I saw that on GCBL and looked through some of the source documents.

I'm not sure what I think about the OpCore. Steve's read is probably about right - expect the worst. Since you've driven around that dead zone you already know they've cleared 100s of acres for the project... you saw the crap Ryser is building on Woodland, like anyone should live there. I lean toward writing off Central completely - keep the Cemeteries and any historic building as parks and special purpose facilities and clear everything else (nearly done) - build a freeway - surround it with willow and switchgrass farms for ethenol (along with a big processing plant) and forget about humans living there at all... it's not like we need all of Cleveland for people anymore... some areas should return to nature.

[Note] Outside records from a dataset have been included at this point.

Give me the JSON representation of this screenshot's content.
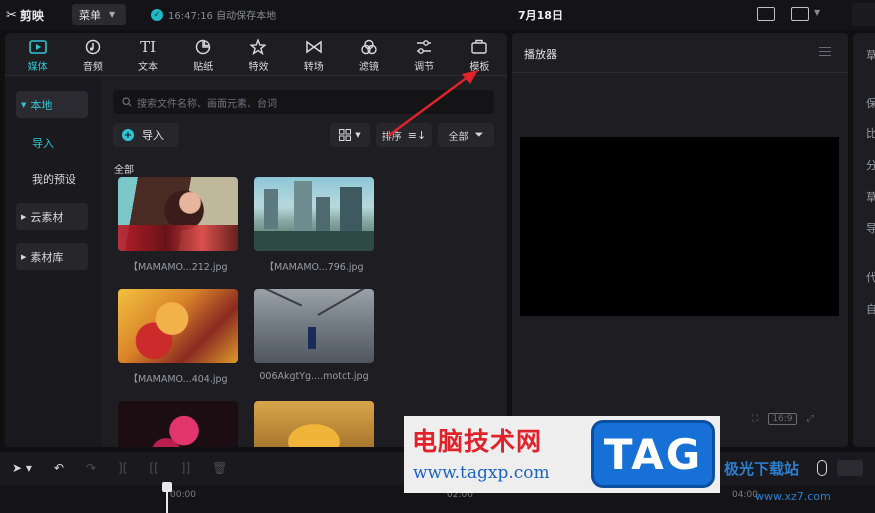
{
  "titlebar": {
    "app_name": "剪映",
    "menu_label": "菜单",
    "save_status": "16:47:16 自动保存本地",
    "project_title": "7月18日"
  },
  "toolbar": {
    "tabs": [
      {
        "label": "媒体",
        "icon": "media-icon",
        "active": true
      },
      {
        "label": "音频",
        "icon": "audio-icon",
        "active": false
      },
      {
        "label": "文本",
        "icon": "text-icon",
        "active": false
      },
      {
        "label": "贴纸",
        "icon": "sticker-icon",
        "active": false
      },
      {
        "label": "特效",
        "icon": "effects-icon",
        "active": false
      },
      {
        "label": "转场",
        "icon": "transition-icon",
        "active": false
      },
      {
        "label": "滤镜",
        "icon": "filter-icon",
        "active": false
      },
      {
        "label": "调节",
        "icon": "adjust-icon",
        "active": false
      },
      {
        "label": "模板",
        "icon": "template-icon",
        "active": false
      }
    ]
  },
  "sidebar": {
    "local": "本地",
    "import": "导入",
    "my_presets": "我的预设",
    "cloud": "云素材",
    "library": "素材库"
  },
  "media": {
    "search_placeholder": "搜索文件名称、画面元素、台词",
    "import_label": "导入",
    "sort_label": "排序",
    "filter_label": "全部",
    "section_label": "全部",
    "items": [
      {
        "name": "【MAMAMO...212.jpg"
      },
      {
        "name": "【MAMAMO...796.jpg"
      },
      {
        "name": "【MAMAMO...404.jpg"
      },
      {
        "name": "006AkgtYg....motct.jpg"
      },
      {
        "name": ""
      },
      {
        "name": ""
      }
    ]
  },
  "player": {
    "title": "播放器",
    "ratio": "16:9"
  },
  "attributes": {
    "lines": [
      "草",
      "保",
      "比",
      "分",
      "草",
      "导",
      "代",
      "自"
    ]
  },
  "timeline": {
    "ticks": [
      "00:00",
      "02:00",
      "04:00"
    ]
  },
  "watermark": {
    "site_cn": "电脑技术网",
    "site_url": "www.tagxp.com",
    "tag": "TAG",
    "site2_cn": "极光下载站",
    "site2_url": "www.xz7.com"
  },
  "colors": {
    "accent": "#2fc4d4",
    "annotation": "#e0222a"
  }
}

I agree with you about the mapping. We've had many meetings lately about using open source GIS on the East Cleveland project and that will offer the platform that could be used for the other areas of the region. Of course, all the little silos want to use their private GIS so it will not happen in their silos... as usual, we need to do it in the roots.

Disrupt IT

Non-profit non-taxed institutional development non-starter

    I saw on Green City Blue Lake, if a six-lane road was constructed through the "Opportunity Corridor," a projection that hospital (read Cleveland Clinic) functions, such as laundry, records keeping etc. would fill some of that open land in the Forgotten Triangle. If the so called "Opportunity Boulevard" was built, there is a hint that lower skilled job opportunities would open up in the Forgotten Triangle (one can surmise that most of these jobs would move from the current Cleveland Clinic campus).

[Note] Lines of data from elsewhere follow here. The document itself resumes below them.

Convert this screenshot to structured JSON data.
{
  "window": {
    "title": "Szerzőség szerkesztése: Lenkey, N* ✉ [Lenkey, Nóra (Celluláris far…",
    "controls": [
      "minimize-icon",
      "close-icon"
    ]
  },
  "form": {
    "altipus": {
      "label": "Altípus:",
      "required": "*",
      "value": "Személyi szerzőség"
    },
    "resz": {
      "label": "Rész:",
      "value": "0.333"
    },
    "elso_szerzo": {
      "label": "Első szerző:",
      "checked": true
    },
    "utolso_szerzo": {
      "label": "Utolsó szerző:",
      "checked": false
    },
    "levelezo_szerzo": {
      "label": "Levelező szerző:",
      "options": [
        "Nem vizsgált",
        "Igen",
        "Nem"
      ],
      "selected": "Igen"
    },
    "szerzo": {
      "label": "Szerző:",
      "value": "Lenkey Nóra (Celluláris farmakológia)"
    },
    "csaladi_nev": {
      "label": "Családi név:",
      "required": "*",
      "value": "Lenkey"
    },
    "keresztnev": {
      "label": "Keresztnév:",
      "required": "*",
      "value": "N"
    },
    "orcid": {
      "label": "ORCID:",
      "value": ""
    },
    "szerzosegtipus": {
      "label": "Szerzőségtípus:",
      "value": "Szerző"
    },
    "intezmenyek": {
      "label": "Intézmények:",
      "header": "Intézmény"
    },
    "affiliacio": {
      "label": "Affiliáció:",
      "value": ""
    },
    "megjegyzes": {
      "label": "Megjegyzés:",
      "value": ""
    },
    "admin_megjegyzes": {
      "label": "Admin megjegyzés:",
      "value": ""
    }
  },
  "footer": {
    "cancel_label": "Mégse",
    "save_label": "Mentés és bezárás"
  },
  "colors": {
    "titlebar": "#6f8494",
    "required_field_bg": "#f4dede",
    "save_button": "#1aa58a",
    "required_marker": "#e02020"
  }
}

    With the Clinic paying no property taxes and a lot of any "gain" in employment taxes coming from jobs just sloshing in from the Clinic neighborhood, instead of being real new jobs, it is hard to see how a substantial increase in taxes would be generated from opening up this for development. Perhaps, with the move out of lower paying jobs to The Forgotten Triangle the Clinic would add a lot of new high paying jobs, and associated income tax revenue for the city, at their main campus.

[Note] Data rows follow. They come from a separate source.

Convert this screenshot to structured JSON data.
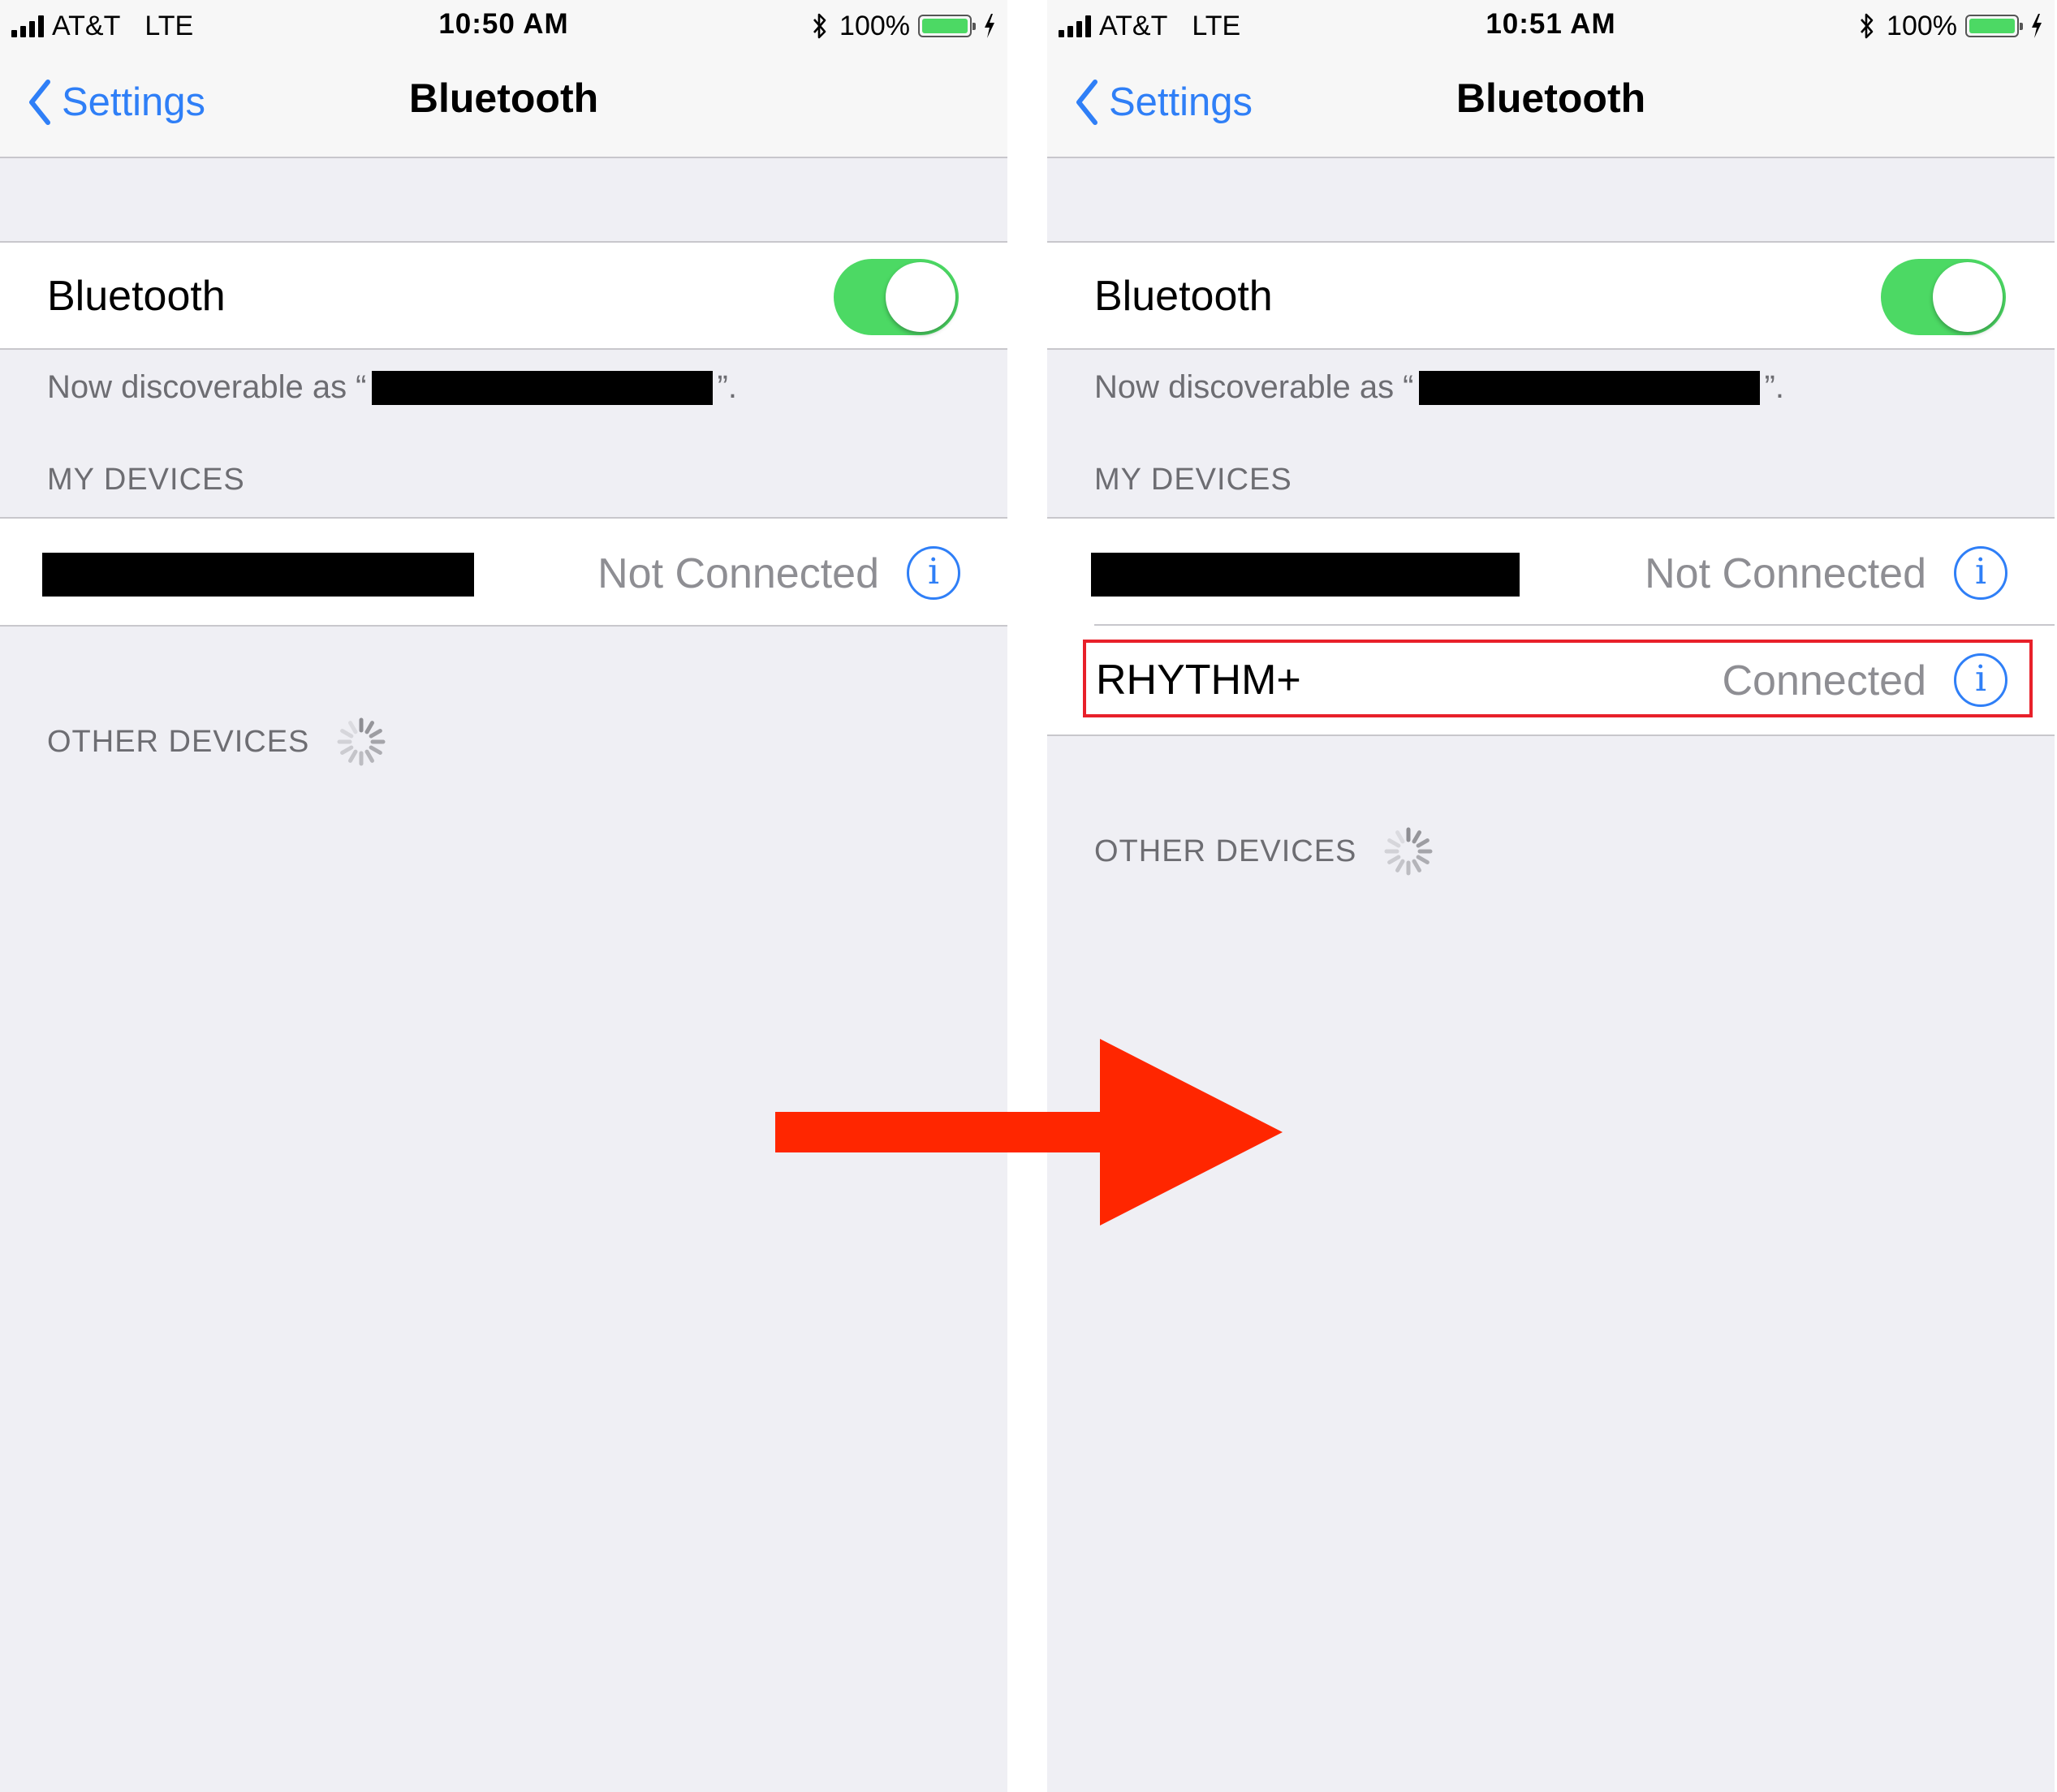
{
  "colors": {
    "accent": "#2f7ff7",
    "toggle_on": "#4cd964",
    "arrow": "#ff2600",
    "highlight": "#e8202a"
  },
  "screens": [
    {
      "status": {
        "carrier": "AT&T",
        "network": "LTE",
        "time": "10:50 AM",
        "battery": "100%"
      },
      "nav": {
        "back_label": "Settings",
        "title": "Bluetooth"
      },
      "bluetooth": {
        "label": "Bluetooth",
        "enabled": true
      },
      "discoverable": {
        "prefix": "Now discoverable as “",
        "suffix": "”."
      },
      "my_devices": {
        "header": "MY DEVICES",
        "items": [
          {
            "name": "",
            "redacted": true,
            "status": "Not Connected"
          }
        ]
      },
      "other_devices": {
        "header": "OTHER DEVICES",
        "loading": true
      }
    },
    {
      "status": {
        "carrier": "AT&T",
        "network": "LTE",
        "time": "10:51 AM",
        "battery": "100%"
      },
      "nav": {
        "back_label": "Settings",
        "title": "Bluetooth"
      },
      "bluetooth": {
        "label": "Bluetooth",
        "enabled": true
      },
      "discoverable": {
        "prefix": "Now discoverable as “",
        "suffix": "”."
      },
      "my_devices": {
        "header": "MY DEVICES",
        "items": [
          {
            "name": "",
            "redacted": true,
            "status": "Not Connected"
          },
          {
            "name": "RHYTHM+",
            "redacted": false,
            "status": "Connected",
            "highlighted": true
          }
        ]
      },
      "other_devices": {
        "header": "OTHER DEVICES",
        "loading": true
      }
    }
  ]
}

    Even with some increase in income taxes collected, if property values go up with the influx of new Clinic buildings into the Forgotten Triangle, it won't be the big institution paying the increase, (or any property tax at all). Instead of the Clinic paying the property tax, this tax could rise substantially for the nearby small commercial and residential property owners in the area. Would this simply chase many of them out? Because the Cleveland Clinic does not pay property taxes why should state investment go into something to benefit the Clinic? The cost-benefit analysis for building a new road through the Opportunity Corridor is murky indeed.
    Instead, should the state put the money that might have gone toward the Opportunity Corridor into widening roads in North Royalton and new freeway interchanges in Avon and elsewhere opening up more green fields on the metropolitan fringe where development costs and taxes are often lower than in the city? A lot of that development would generate property taxes for their community, unless of course, it is all being developed by hospitals and other non-profits that pay no property taxes.